Somewhere, deep in a dark place, a solitary statue stirs and a crack forms down its side…
The more I learn the more I understand why people work so hard to succeed. It’s because we all start so far away from any meaningful end game. Each insight takes me one step forward rationally, but it feels like a net loss because my position on the game board becomes more clear. It’s almost as if the more I learn the further backwards I find myself. It’s an interesting dilemma because I can’t go back and willing ignorance isn’t an option. Moving forward increases my intelligence and allows me to see reality more clearly, but it paints a much bleaker picture overall. I wonder if there is a way to negate the effect of moving backwards by somehow accurately pinpointing your position on the game board so new insights only felt like a step forward?
Logic, rationality, philosophy, and science. These pursuits construct tools inside your mind for interpreting reality. It then becomes less an aimless struggle for self-awareness and more about cultivating good decisions over a long stretch of time. A game of statistics that’s less focused on you as an individual and more on navigating an external game board. How do you maximize your successes? What direction are you traveling in? Knowing who you are is still important, but maybe you are equally defined by the path forward as by the path behind.

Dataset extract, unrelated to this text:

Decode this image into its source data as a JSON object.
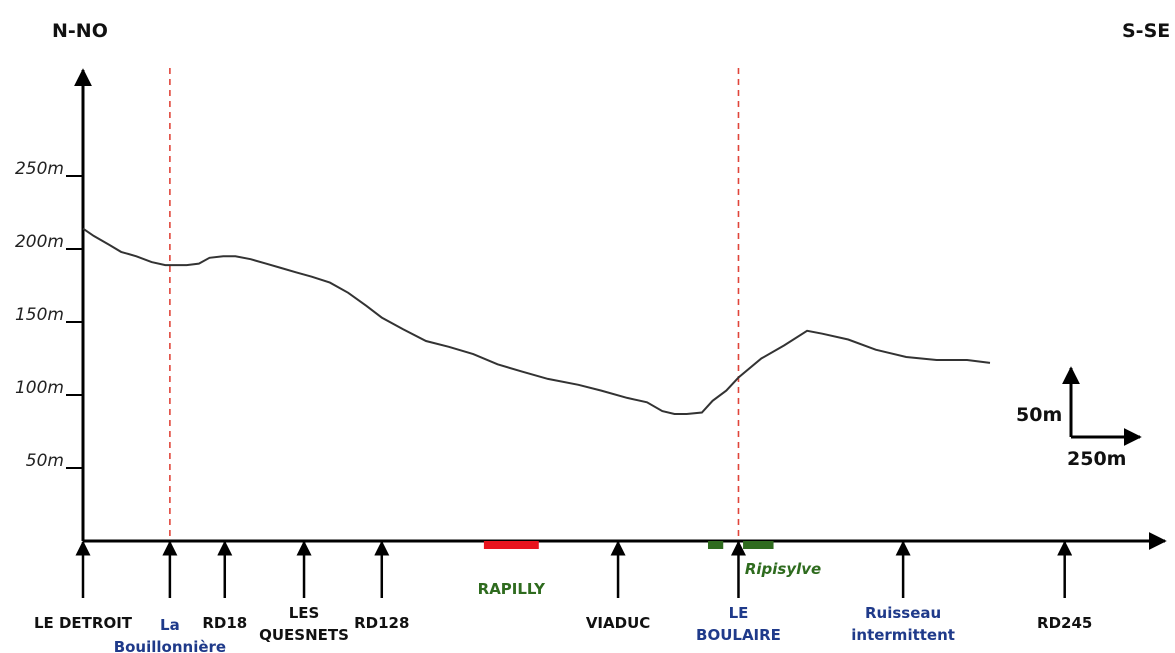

Being thoughtful and labeled as someone who thinks about others is yet another calculation. There are 24 hours in a day, you sleep on average 8 of them, you spend another 10-12 working, at school, or tending to necessities. That leaves 4-6 hours each day that you can customize to your liking. Those 4-6 precious hours are yours to spend however you wish and those who are more selfish spend a higher percentage of them thinking about themselves and their own endeavors. Let’s say the average person spends 5% of their time thinking about others in some meaningful way while a selfish person spends 1%. Let’s then average 4-6 hours to 5 and convert it to minutes = 300 minutes. At 5% that is 15 minutes per day that the average person goes out of their way to really think about another person’s well-being and ways they could help improve it. 1% would be 3 minutes. Someone who is “thoughtful” might adjust that percentage to 10% and spend 30 minutes per day thinking about others. The point is, we go about our days not reflecting on how we really spend our time, and even less on adjusting them to reach our goals. This thought process could be applied to many different things. For awhile, I conducted an experiment using Toggl where I tracked every minute of my day for weeks. It revealed new insights about how I really spend my time and, as a result, who I really am.
Last night I made popcorn and brought it into my room. My dog Ellie followed eagerly as I picked up the first kernel. An automatic thought entered my mind which said, “don’t give it to her, you need to take the first bite.” It was a subtle sign of dominance. I am the pack leader and I must prove it by eating first. It was embarrassing. I handed her the first bite and said an audible, “fuck you” to myself. There’s probably a logical reason why this trigger exists, but is it necessary in the modern world? It was remarkably subtle and made me wonder how many little loops like this I miss on a regular basis. I’d imagine it affects my relationships with people too. Automatic responses that modify how people see me and I have no strategic control over it. I have been able to catch some of them though by asking simple, obvious questions like: what am I doing right now? Why am I doing it? And are there alternative options I’m not considering? It takes skill and regular practice to answer them in a useful way, but can help reveal even the most subtle of automatic behaviors.